Solution. Each time before discussion sessions I distribute scratch paper and urge students to write, not just read or talk. About half of them follow my recommendation. Their desire to keep their notebooks neat is not their last consideration. The solution to Problem 1 also hinges upon active repetition.

Problem 5. If students work and are evaluated individually, usually there is no or little interaction between them.

Solution. My class is divided in teams (currently I have teams of two to six people). I randomly select one person from each team to write the quiz. That person's grade is the team's grade. This forces better students to coach others and weaker students to seek help.

Problem 6. Some students don't want to work in teams. They are usually either good students, who don't want to suffer because of weak team members, or weak students, who don't want their low grades to harm other team members.

Solution. The good students usually argue that it's not fair if their grade becomes lower because of somebody else's fault. My answer to them is that the meaning of fairness depends on the definition. In my grading scheme, 30 points out of 100 is allocated for team work and the rest for individual achievements. Therefore I never allow good students to work individually. I want them to be my teaching assistants and help other students. While doing so, I tell them that I may reward good students with a bonus in the end of the semester. In some cases I allow weak students to write quizzes individually but only if the team so requests. The request of the weak student doesn't matter. The weak student still has to participate in team discussions.

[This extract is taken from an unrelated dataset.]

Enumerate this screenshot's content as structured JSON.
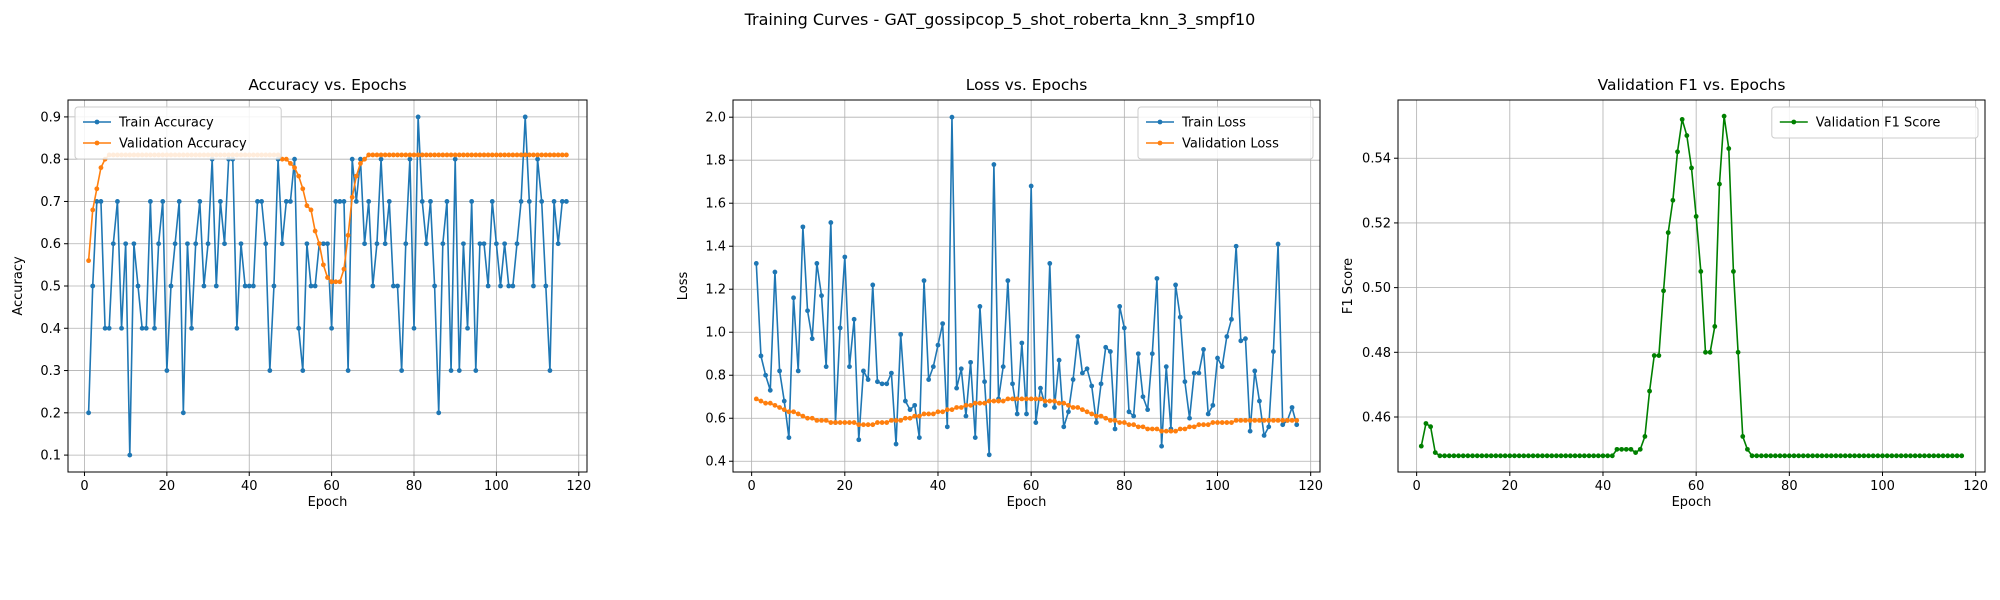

Problem 7. There is no accumulation of theoretical knowledge (flat learning curve).

Solution. a) Most students come from high school with little experience in algebra. I raise the level gradually and emphasize understanding. Students never see multiple choice questions in my classes. They also know that right answers without explanations will be discarded.

b) Normally, during my explanations I fill out the board. The amount of the information the students have to remember is substantial and increases over time. If you know a better way to develop one's internal vision, let me know.

c) I don't believe in learning the theory by doing applied exercises. After explaining the theory I formulate it as a series of theoretical exercises. I give the theory in large, logically consistent blocks for students to see the system. Half of exam questions are theoretical (students have to provide proofs and derivations) and the other half - applied.

d) The right motivation can be of two types: theoretical or applied, and I never substitute one for another.

Problem 8. In low-level courses you need to conduct frequent evaluations to keep your students in working shape. Multiply that by the number of students, and you get a serious teaching overload.

Solution. Once at a teaching conference in Prague my colleague from New York boasted that he grades 160 papers per week. Evaluating one paper per team saves you from that hell.

Outcome

In the beginning of the academic year I had 47 students. In the second semester 12 students dropped the course entirely or enrolled in Stats classes taught by other teachers. Based on current grades, I expect 15 more students to fail. Thus, after the first year I'll have about 20 students in my course (if they don't fail other courses). These students will master statistics at the level of my book.